Rabi Karmacharya runs OLE Nepal, the local team in charge of implementing the current project in Nepal (with 2100 children and teachers at 26 schools). Today he posted an estimate of the total cost of their XO project — $77 per child per year. This includes network connectivity, school infrastruture, teacher training, repair, content creation, and administrative overhead for the project.
Rabi notes that many of these (connectivity, training, overhead) are fixed costs that go down with scale, and content creation is largely a one-time cost that they benefits all schools. And this project is still a pilot — less than 0.1% of the country’s primary school-age children.
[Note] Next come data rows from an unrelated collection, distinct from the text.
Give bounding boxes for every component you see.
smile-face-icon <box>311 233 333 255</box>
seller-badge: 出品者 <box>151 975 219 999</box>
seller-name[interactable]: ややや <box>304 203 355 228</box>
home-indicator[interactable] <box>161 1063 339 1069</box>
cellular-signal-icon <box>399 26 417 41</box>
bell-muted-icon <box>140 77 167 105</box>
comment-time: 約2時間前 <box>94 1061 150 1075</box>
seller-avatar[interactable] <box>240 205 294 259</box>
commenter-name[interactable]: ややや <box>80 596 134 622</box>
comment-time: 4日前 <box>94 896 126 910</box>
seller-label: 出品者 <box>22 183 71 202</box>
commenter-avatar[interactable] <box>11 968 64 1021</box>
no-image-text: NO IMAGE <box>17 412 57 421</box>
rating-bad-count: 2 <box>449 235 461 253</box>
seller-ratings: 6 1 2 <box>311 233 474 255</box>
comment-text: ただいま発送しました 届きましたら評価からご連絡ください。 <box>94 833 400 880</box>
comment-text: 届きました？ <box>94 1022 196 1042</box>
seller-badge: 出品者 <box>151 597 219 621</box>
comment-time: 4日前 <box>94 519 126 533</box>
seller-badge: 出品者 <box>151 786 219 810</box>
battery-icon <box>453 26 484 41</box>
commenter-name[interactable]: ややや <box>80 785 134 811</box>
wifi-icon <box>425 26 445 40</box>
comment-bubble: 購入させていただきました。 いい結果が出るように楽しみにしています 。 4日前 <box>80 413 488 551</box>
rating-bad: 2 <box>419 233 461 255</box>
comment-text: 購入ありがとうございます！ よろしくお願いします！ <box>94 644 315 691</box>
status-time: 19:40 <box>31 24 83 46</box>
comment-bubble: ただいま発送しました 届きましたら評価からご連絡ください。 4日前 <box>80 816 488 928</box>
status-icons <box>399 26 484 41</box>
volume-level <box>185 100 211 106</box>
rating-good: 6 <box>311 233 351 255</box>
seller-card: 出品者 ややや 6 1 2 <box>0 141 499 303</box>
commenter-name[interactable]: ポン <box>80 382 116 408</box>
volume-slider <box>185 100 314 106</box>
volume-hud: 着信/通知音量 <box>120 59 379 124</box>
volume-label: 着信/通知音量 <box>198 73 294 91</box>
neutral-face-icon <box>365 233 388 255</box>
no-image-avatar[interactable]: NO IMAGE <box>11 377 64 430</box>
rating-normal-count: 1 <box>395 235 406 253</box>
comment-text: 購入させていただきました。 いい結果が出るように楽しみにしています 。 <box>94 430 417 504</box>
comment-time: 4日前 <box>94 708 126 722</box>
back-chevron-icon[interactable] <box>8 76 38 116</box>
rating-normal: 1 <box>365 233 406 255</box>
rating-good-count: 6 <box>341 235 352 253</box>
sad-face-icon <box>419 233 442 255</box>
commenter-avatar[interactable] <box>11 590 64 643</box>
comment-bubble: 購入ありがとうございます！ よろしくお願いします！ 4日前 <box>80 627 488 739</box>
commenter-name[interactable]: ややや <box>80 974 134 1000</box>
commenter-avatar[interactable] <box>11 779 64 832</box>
Other interesting details: their annual repair cost for the first year was just 2.5% – children and families are extremely careful with their laptops; something we have also observed in other Asian countries.
It’s tremendously useful to see this level of detail in shared data and experiences; thanks to the team for publishing it! They also publish an amazing country coverage map showing every school taking part in the project, with data about each one.
I hope to also see more of this school-level sharing of data and experiences, from environment and power considerations, to usage rates and general feedback, to published creative work of the students!
The WFP has been developing some lovely materials to support their work with OLPC in Nepal. In a recent animation short, Nim Doma Sherpa (the youngest woman to climb Mt. Everest) and an acrobatic yak (who seems to have been working with her for some time) snowboard down a mountain to deliver XOs to a school of children. Priceless.